Lundi, jour de poursuite au biathlon. J’y ai vécu mon moment des Jeux et aussi (pouvez-vous le croire ????) des moments moins froids. Sans joke, vers 13h, il faisait moins six degrés et le soleil brillait. Les athlètes, habitués à des moins 14 000 degrés depuis leur arrivée à Red Deer, en avaient trop sur le dos. C’en était drôle : après une petite boucle d’échauffement, ils ouvraient leur combinaison pour retirer des couches de sous-vêtements. Audrey Lacroix et moi avons donc vu des beaux bonhommes torse nu et des belles jeunesses en petits tops sportifs après six jours de grands froids. C’était un peu surréaliste.

- Mais mon moment des Jeux, et là je suis sérieux, n’a vraiment rien à voir avec les accomplissements sportifs. Quelques minutes avant le départ des femmes, une entraîneure de la Nouvelle-Écosse cherche désespérément une arme pour gauchère.

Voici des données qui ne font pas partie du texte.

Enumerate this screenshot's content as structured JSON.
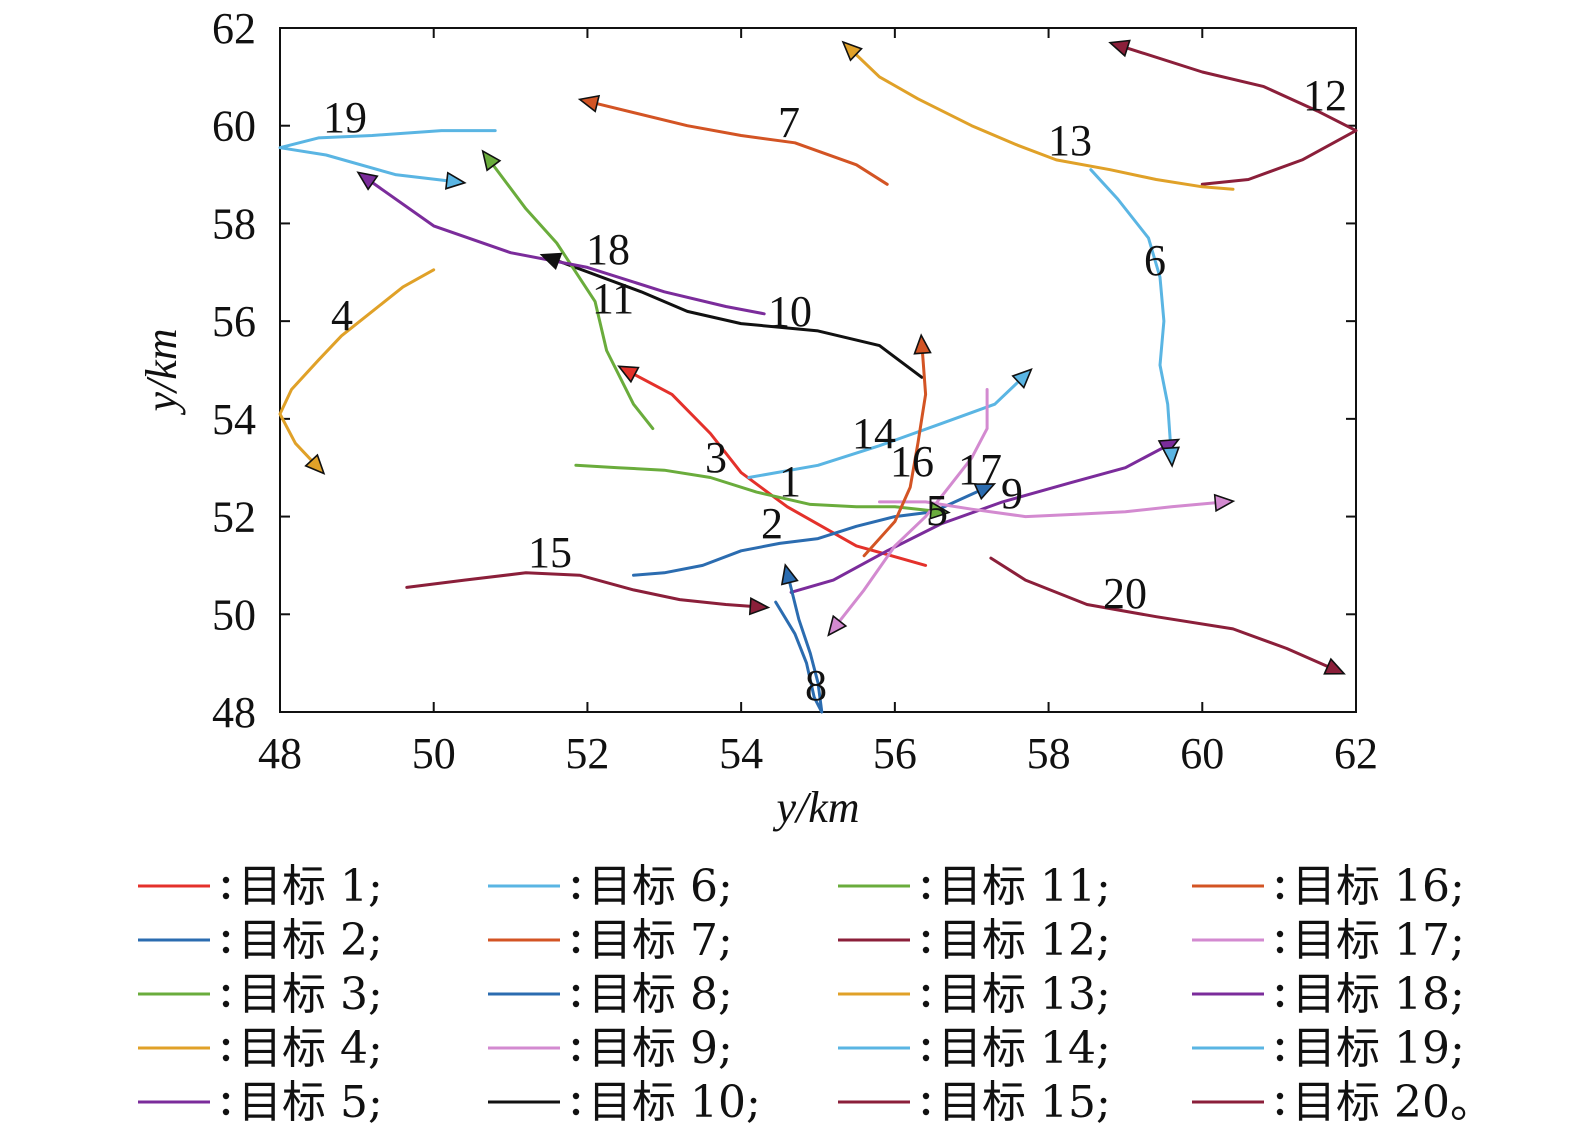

Malheureusement, plusieurs provinces ont une arme supplémentaire, mais pour droitier. Jean-Philippe Le Guellec, entraîneur du Québec, tente pendant 5-10 minutes de réparer l’arme de la pauvre jeune Néo-Écossaise, qui pleure sa vie devant la possibilité de rater sa course.

Malheureusement, à genou dans la neige, et sans son coffre à outils à lui, JP n’y arrive pas et la jeune rate sa course.

La vie continue : course des filles suivie de la course des gars, où Léo Grandbois rate trop de cibles et finit 2e malgré son premier rang de départ.

Après les courses, quelques doutes sur certaines décisions. JP Le Guellec doit retourner vers l’aire de départ pour regarder des vidéos. Après des photos officielles et une très (trop) longue attente pour les remises de médailles, JP se fait dire que le technicien de ski du Québec a réussi à faire un petit bout pour la jeune Néo-Écossaise, sans plus. Les bus partent pour le village, mais JP sait que le Québec a une auto sur place. Il s’installe donc à une table et démonte l’arme de la Néo-Écossaise pièce par pièce; il va sur youtube sur son téléphone pour être certain de son coup et remonte l’arme de la jeune.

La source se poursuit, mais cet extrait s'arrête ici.